There are certain exemptions for the burning of land clearance waste under the WASTE MANAGEMENT (PROHIBITION OF WASTE DISPOSAL BY BURNING) (AMENDMENT) REGULATIONS 2023.
In early 2023, the Department of the Environment, Climate and Communications announced that the practice of burning agricultural green waste will end on the 30th of November 2023. To facilitate a final transition, a last short time-period for burning will re-open on the 1st of September 2023 and close on the 30th of November 2023. There will be no further extension. Please see the ‘Agricultural Waste Flyer’ and ‘Agricultural Green Waste Leaflet’ for more information.
Contact Sligo County Council’s Environmental Services Section on 071 911 1457 for further information.
Burning Household Waste
Can I burn household waste?
No – burning of household waste is illegal under the Air Pollution Act 1987 which obliges us all not to cause or allow emissions in such a quantity as to be a nuisance or cause air pollution even if you are burning:
- on the open fire
- in a range,
- in a mini-incinerator
- in a solid fuel burner
- on a bonfire
The Waste Management Act 1996 also prohibits the burning of any waste type except in accordance with a permit.
Burning waste can:
- Constitute a nuisance to neighbours (e.g. smoke drafting through clean washing on a line)
- Release many very harmful chemicals into the air you breathe. Waste nowadays has many more chemicals in it that you may not expect. Paper wastes may even contain synthetic materials, preservatives and even plastics e.g. magazines are a lot glossier, envelopes have plastic windows. The chemicals in waste are only often truly destroyed when burned at very, very high temperatures (e.g. temperature of incinerators).

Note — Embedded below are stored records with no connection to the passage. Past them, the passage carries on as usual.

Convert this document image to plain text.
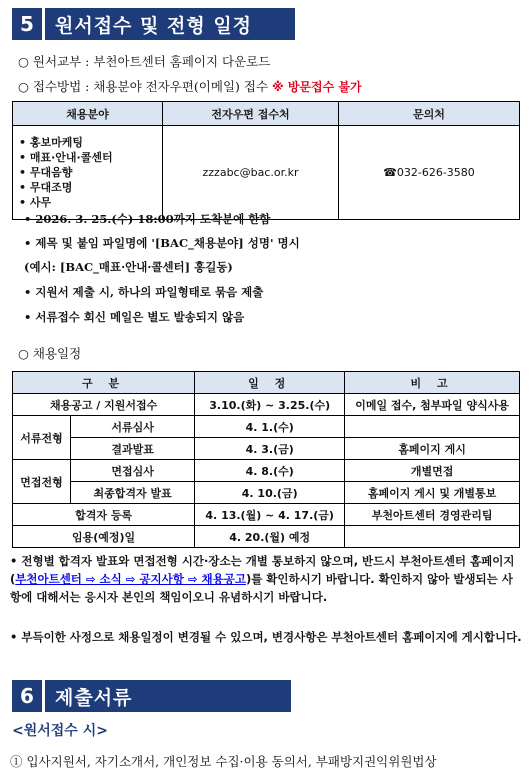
5	원서접수 및 전형 일정
○ 원서교부 : 부천아트센터 홈페이지 다운로드
○ 접수방법 : 채용분야 전자우편(이메일) 접수 ※ 방문접수 불가
채용분야	전자우편 접수처	문의처

• 홍보마케팅
• 매표·안내·콜센터
• 무대음향
• 무대조명
• 사무	zzzabc@bac.or.kr	☎032-626-3580
• 2026. 3. 25.(수) 18:00까지 도착분에 한함
• 제목 및 붙임 파일명에 '[BAC_채용분야] 성명' 명시
(예시: [BAC_매표·안내·콜센터] 홍길동)
• 지원서 제출 시, 하나의 파일형태로 묶음 제출
• 서류접수 회신 메일은 별도 발송되지 않음
○ 채용일정
구 분		일 정	비 고
채용공고 / 지원서접수		3.10.(화) ~ 3.25.(수)	이메일 접수, 첨부파일 양식사용
서류전형	서류심사	4. 1.(수)	
	결과발표	4. 3.(금)	홈페이지 게시
면접전형	면접심사	4. 8.(수)	개별면접
	최종합격자 발표	4. 10.(금)	홈페이지 게시 및 개별통보
합격자 등록		4. 13.(월) ~ 4. 17.(금)	부천아트센터 경영관리팀
임용(예정)일		4. 20.(월) 예정	
• 전형별 합격자 발표와 면접전형 시간·장소는 개별 통보하지 않으며, 반드시 부천아트센터 홈페이지(부천아트센터 ⇨ 소식 ⇨ 공지사항 ⇨ 채용공고)를 확인하시기 바랍니다. 확인하지 않아 발생되는 사항에 대해서는 응시자 본인의 책임이오니 유념하시기 바랍니다.
• 부득이한 사정으로 채용일정이 변경될 수 있으며, 변경사항은 부천아트센터 홈페이지에 게시합니다.
6	제출서류
<원서접수 시>
① 입사지원서, 자기소개서, 개인정보 수집·이용 동의서, 부패방지권익위원법상
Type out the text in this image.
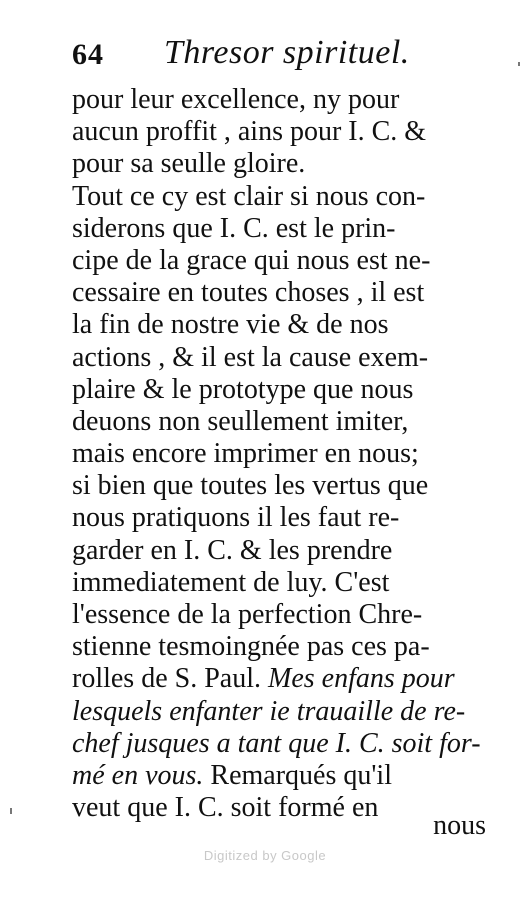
64 Thresor spirituel.
pour leur excellence, ny pour
aucun proffit , ains pour I. C. &
pour sa seulle gloire.
Tout ce cy est clair si nous con-
siderons que I. C. est le prin-
cipe de la grace qui nous est ne-
cessaire en toutes choses , il est
la fin de nostre vie & de nos
actions , & il est la cause exem-
plaire & le prototype que nous
deuons non seullement imiter,
mais encore imprimer en nous;
si bien que toutes les vertus que
nous pratiquons il les faut re-
garder en I. C. & les prendre
immediatement de luy. C'est
l'essence de la perfection Chre-
stienne tesmoingnée pas ces pa-
rolles de S. Paul. Mes enfans pour
lesquels enfanter ie trauaille de re-
chef jusques a tant que I. C. soit for-
mé en vous. Remarqués qu'il
veut que I. C. soit formé en
nous
Digitized by Google
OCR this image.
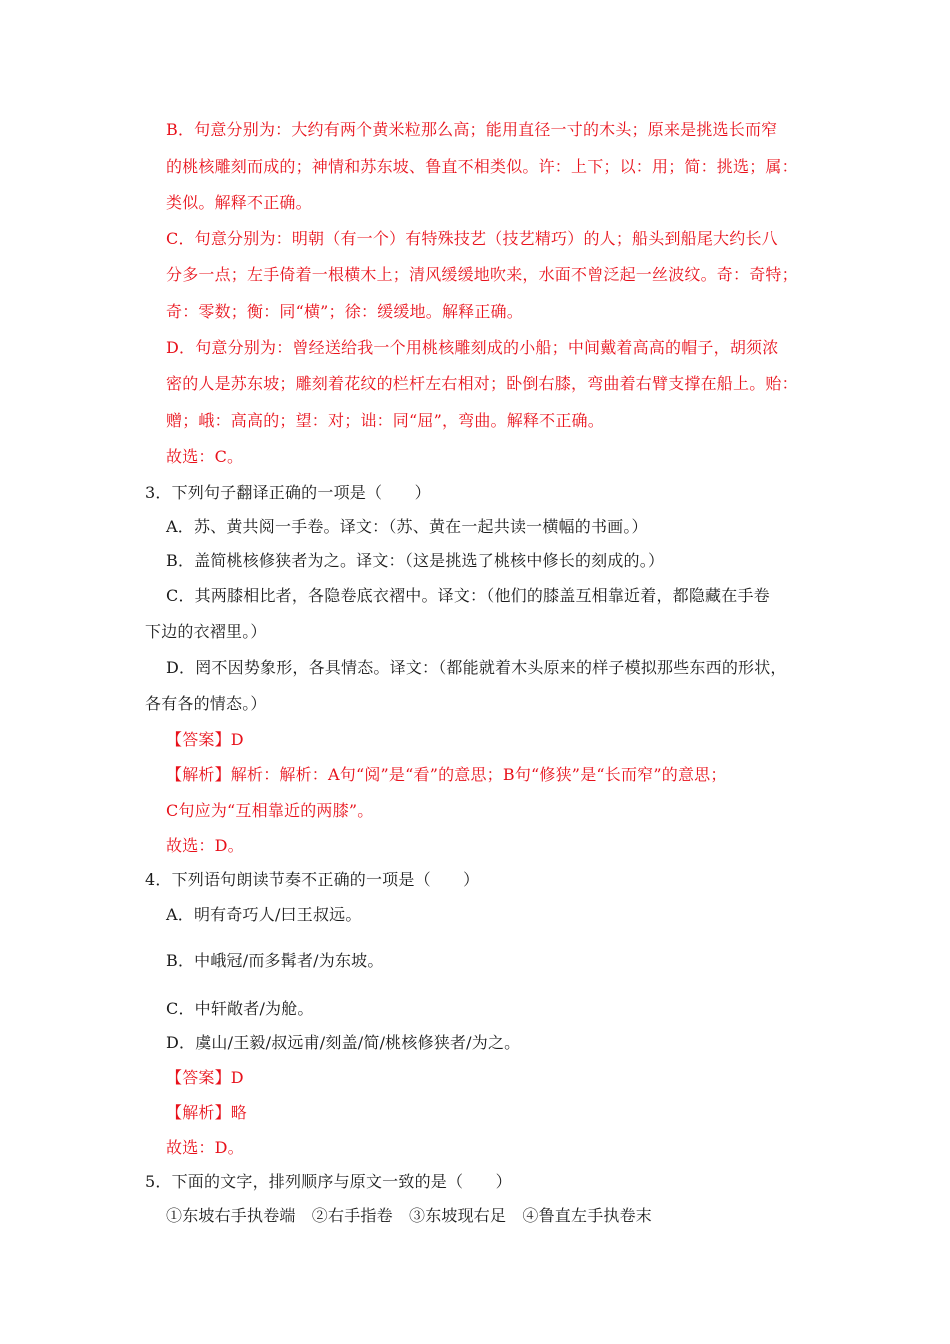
B．句意分别为：大约有两个黄米粒那么高；能用直径一寸的木头；原来是挑选长而窄
的桃核雕刻而成的；神情和苏东坡、鲁直不相类似。许：上下；以：用；简：挑选；属：
类似。解释不正确。
C．句意分别为：明朝（有一个）有特殊技艺（技艺精巧）的人；船头到船尾大约长八
分多一点；左手倚着一根横木上；清风缓缓地吹来，水面不曾泛起一丝波纹。奇：奇特；
奇：零数；衡：同“横”；徐：缓缓地。解释正确。
D．句意分别为：曾经送给我一个用桃核雕刻成的小船；中间戴着高高的帽子，胡须浓
密的人是苏东坡；雕刻着花纹的栏杆左右相对；卧倒右膝，弯曲着右臂支撑在船上。贻：
赠；峨：高高的；望：对；诎：同“屈”，弯曲。解释不正确。
故选：C。
3．下列句子翻译正确的一项是（　　）
A．苏、黄共阅一手卷。译文：（苏、黄在一起共读一横幅的书画。）
B．盖简桃核修狭者为之。译文：（这是挑选了桃核中修长的刻成的。）
C．其两膝相比者，各隐卷底衣褶中。译文：（他们的膝盖互相靠近着，都隐藏在手卷
下边的衣褶里。）
D．罔不因势象形，各具情态。译文：（都能就着木头原来的样子模拟那些东西的形状，
各有各的情态。）
【答案】D
【解析】解析：解析：A句“阅”是“看”的意思；B句“修狭”是“长而窄”的意思；
C句应为“互相靠近的两膝”。
故选：D。
4．下列语句朗读节奏不正确的一项是（　　）
A．明有奇巧人/曰王叔远。
B．中峨冠/而多髯者/为东坡。
C．中轩敞者/为舱。
D．虞山/王毅/叔远甫/刻盖/简/桃核修狭者/为之。
【答案】D
【解析】略
故选：D。
5．下面的文字，排列顺序与原文一致的是（　　）
①东坡右手执卷端　②右手指卷　③东坡现右足　④鲁直左手执卷末
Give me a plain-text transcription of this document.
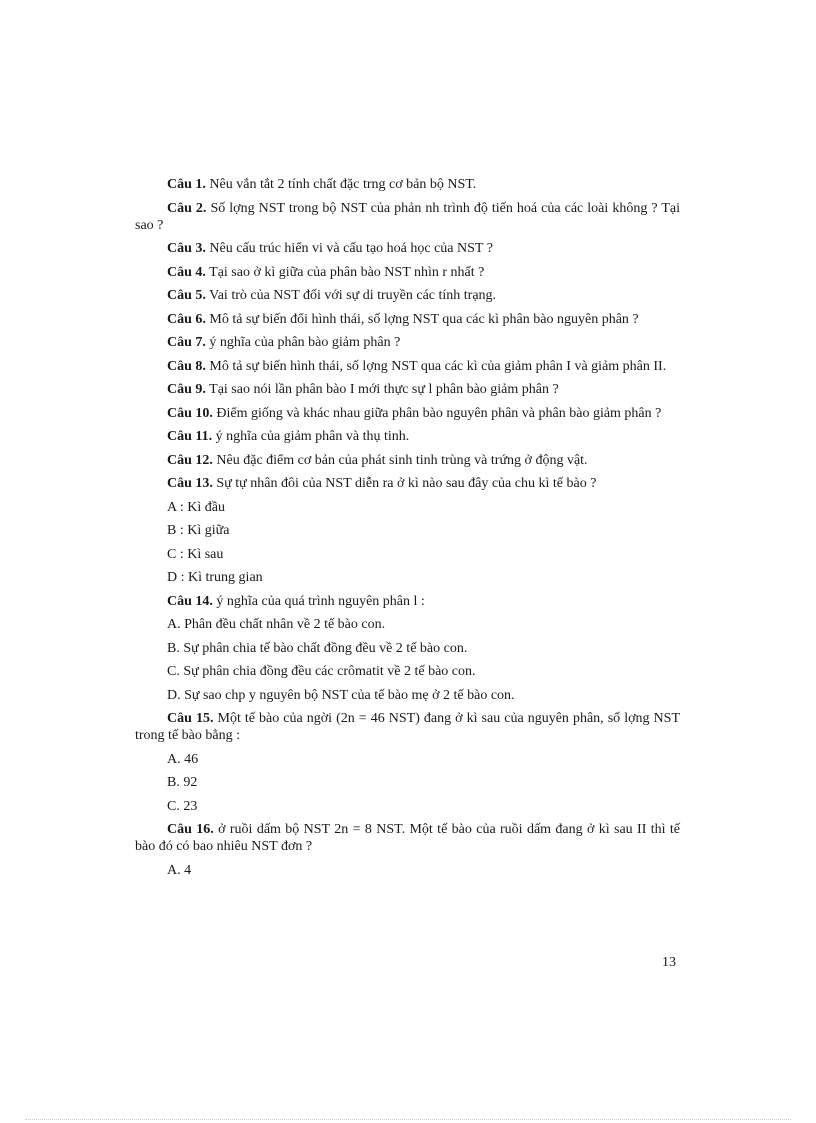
Câu 1. Nêu vắn tắt 2 tính chất đặc trng cơ bản bộ NST.

Câu 2. Số lợng NST trong bộ NST của phản nh trình độ tiến hoá của các loài không ? Tại sao ?

Câu 3. Nêu cấu trúc hiển vi và cấu tạo hoá học của NST ?

Câu 4. Tại sao ở kì giữa của phân bào NST nhìn r nhất ?

Câu 5. Vai trò của NST đối với sự di truyền các tính trạng.

Câu 6. Mô tả sự biến đổi hình thái, số lợng NST qua các kì phân bào nguyên phân ?

Câu 7. ý nghĩa của phân bào giảm phân ?

Câu 8. Mô tả sự biến hình thái, số lợng NST qua các kì của giảm phân I và giảm phân II.

Câu 9. Tại sao nói lần phân bào I mới thực sự l phân bào giảm phân ?

Câu 10. Điểm giống và khác nhau giữa phân bào nguyên phân và phân bào giảm phân ?

Câu 11. ý nghĩa của giảm phân và thụ tinh.

Câu 12. Nêu đặc điểm cơ bản của phát sinh tinh trùng và trứng ở động vật.

Câu 13. Sự tự nhân đôi của NST diễn ra ở kì nào sau đây của chu kì tế bào ?

A : Kì đầu

B : Kì giữa

C : Kì sau

D : Kì trung gian

Câu 14. ý nghĩa của quá trình nguyên phân l :

A. Phân đều chất nhân về 2 tế bào con.

B. Sự phân chia tế bào chất đồng đều về 2 tế bào con.

C. Sự phân chia đồng đều các crômatit về 2 tế bào con.

D. Sự sao chp y nguyên bộ NST của tế bào mẹ ở 2 tế bào con.

Câu 15. Một tế bào của ngời (2n = 46 NST) đang ở kì sau của nguyên phân, số lợng NST trong tế bào bằng :

A. 46

B. 92

C. 23

Câu 16. ở ruồi dấm bộ NST 2n = 8 NST. Một tế bào của ruồi dấm đang ở kì sau II thì tế bào đó có bao nhiêu NST đơn ?

A. 4

13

Summer Bonfires and Halloween
Sligo County Council wishes to advise the public that the lighting of bonfires at Halloween or on Bonfire Night should be undertaken with great care for health, safety and environmental reasons. Sligo County Council does not wish to spoil traditions steeped in our history and culture, but must advise the public of the dangers of large bonfires at these times, particularly when they are composed of waste materials. The traditional bonfires burned wood and straw. Nowadays old tyres and waste materials are used as fuel for bonfires. In some instances, householders will use the excuse of a bonfire to off-load waste materials. Waste material should not be provided by householders for the purpose of burning in bonfires.
Nowadays we all have greater obligations with regard to our environment.
Think before you light a bonfire this year!